本論文以室溫溶液製程製作氧化鎳及銅摻雜氧化鎳電阻式記憶體。氧化鎳及銅摻雜氧化鎳奈米粒子懸浮液以旋轉塗布及室溫乾燥的方式在氧化銦錫/玻璃基板上製作氧化鎳及銅摻雜氧化鎳薄膜。本論文與傳統溶液製程（溶膠凝膠法）相比，成功降低了製程溫度及簡化了製程步驟。
以純氧化鎳製作的電阻式記憶體元件可以正常開關超過200次並具有10^4的開關比(在0.1 V時讀取)。元件的記憶保持大於10^4秒。除此之外，以銅摻雜氧化鎳製作的電阻式記憶體元件可以正常開關大約1400次並具有5*10^3的開關比。 除了反覆讀寫能力獲得提升外，銅摻雜也改善了元件開關電壓的分佈。元件的記憶保持也大於10^4秒。相較於其他溶液製程的元件，我們的元件具有更好的表現，尤其是在反覆讀寫能力上的改進。因為反覆讀寫能力及穩定性是目前電阻式記憶體最大的挑戰，所以銅摻雜可以在這方面具有相當大的優勢。
在導通機制方面的研究，銅摻雜增加了陷阱密度(trap density)。因此隨著銅摻雜濃度上升，導通機制從空間電荷限制傳導轉換普爾-夫倫克爾發射。

In this thesis, NiO and Cu:NiO resistive memory devices were demonstrated by room-temperature solution process. The NiO-based films in the memory devices were fabricated by spin-coating of NiO-based nanoparticles suspensions on ITO/glass substrates and drying in room temperature. We successful reduced the process temperature and simplified the fabrication procedure compared with traditional solution process, sol-gel method.
The device with pure NiO can work properly for more than 200 times with on/off ratio 10^4 (read at 0.1 V). The retention time of the device is more than 10^4 seconds. Additionally, the device with Cu:NiO can work properly for around 1400 times with on/off ratio 5*10^3 (read at 0.1 V). The Cu doping also improve the dispersion of setting and resetting voltage. The retention time of the device is more than 10^4 seconds.

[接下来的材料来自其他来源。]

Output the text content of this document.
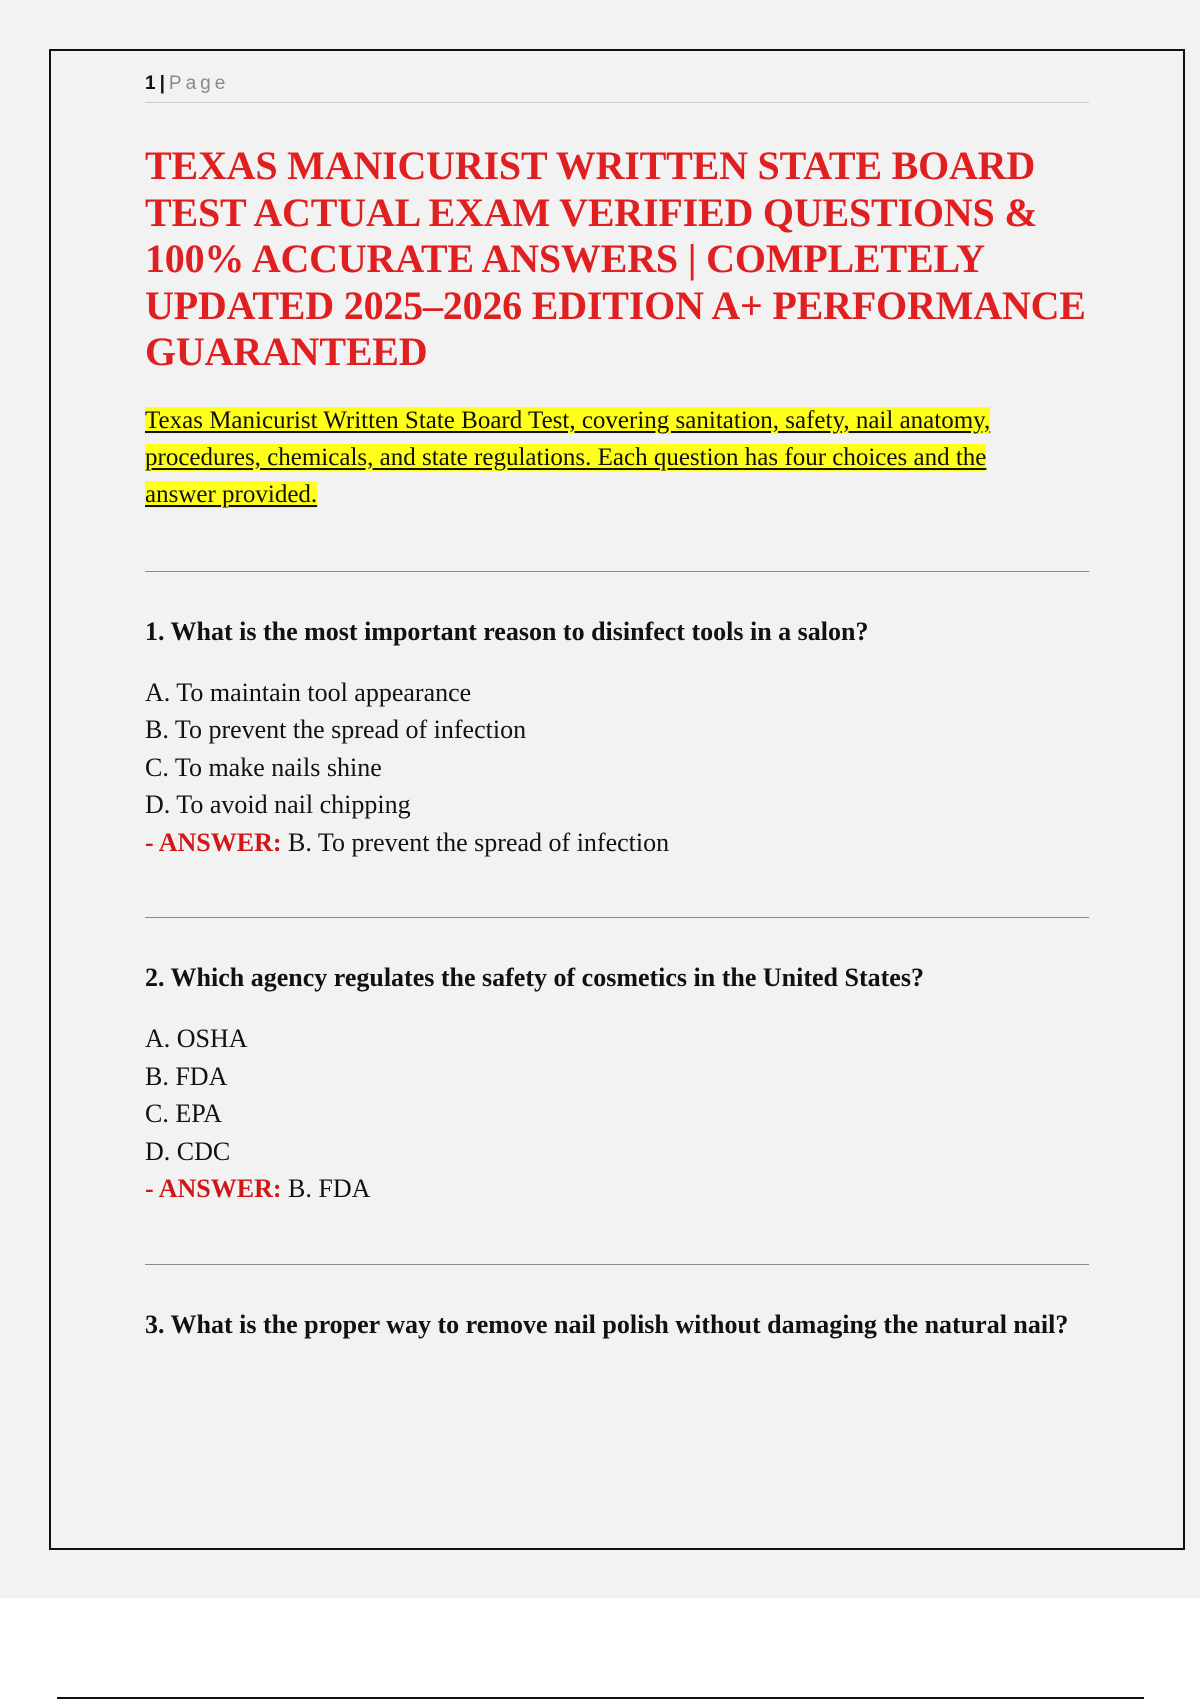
1 | Page
TEXAS MANICURIST WRITTEN STATE BOARD TEST ACTUAL EXAM VERIFIED QUESTIONS & 100% ACCURATE ANSWERS | COMPLETELY UPDATED 2025–2026 EDITION A+ PERFORMANCE GUARANTEED
Texas Manicurist Written State Board Test, covering sanitation, safety, nail anatomy, procedures, chemicals, and state regulations. Each question has four choices and the answer provided.
1. What is the most important reason to disinfect tools in a salon?
A. To maintain tool appearance
B. To prevent the spread of infection
C. To make nails shine
D. To avoid nail chipping
- ANSWER: B. To prevent the spread of infection
2. Which agency regulates the safety of cosmetics in the United States?
A. OSHA
B. FDA
C. EPA
D. CDC
- ANSWER: B. FDA
3. What is the proper way to remove nail polish without damaging the natural nail?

Compared with the devices made by other solution methods, our devices have better performance, especially in endurance. Since endurance and reliability are the major challenges for resistive memories, Cu doping can bring huge advantage in NiO-based resistive memory devices.
The conduction mechanisms were also investigated. The Cu doping increases the trap density; therefore, as the doping concentration increasing, the conduction mechanism switches from space-charge-limited conduction to Poole-Frenkel emission.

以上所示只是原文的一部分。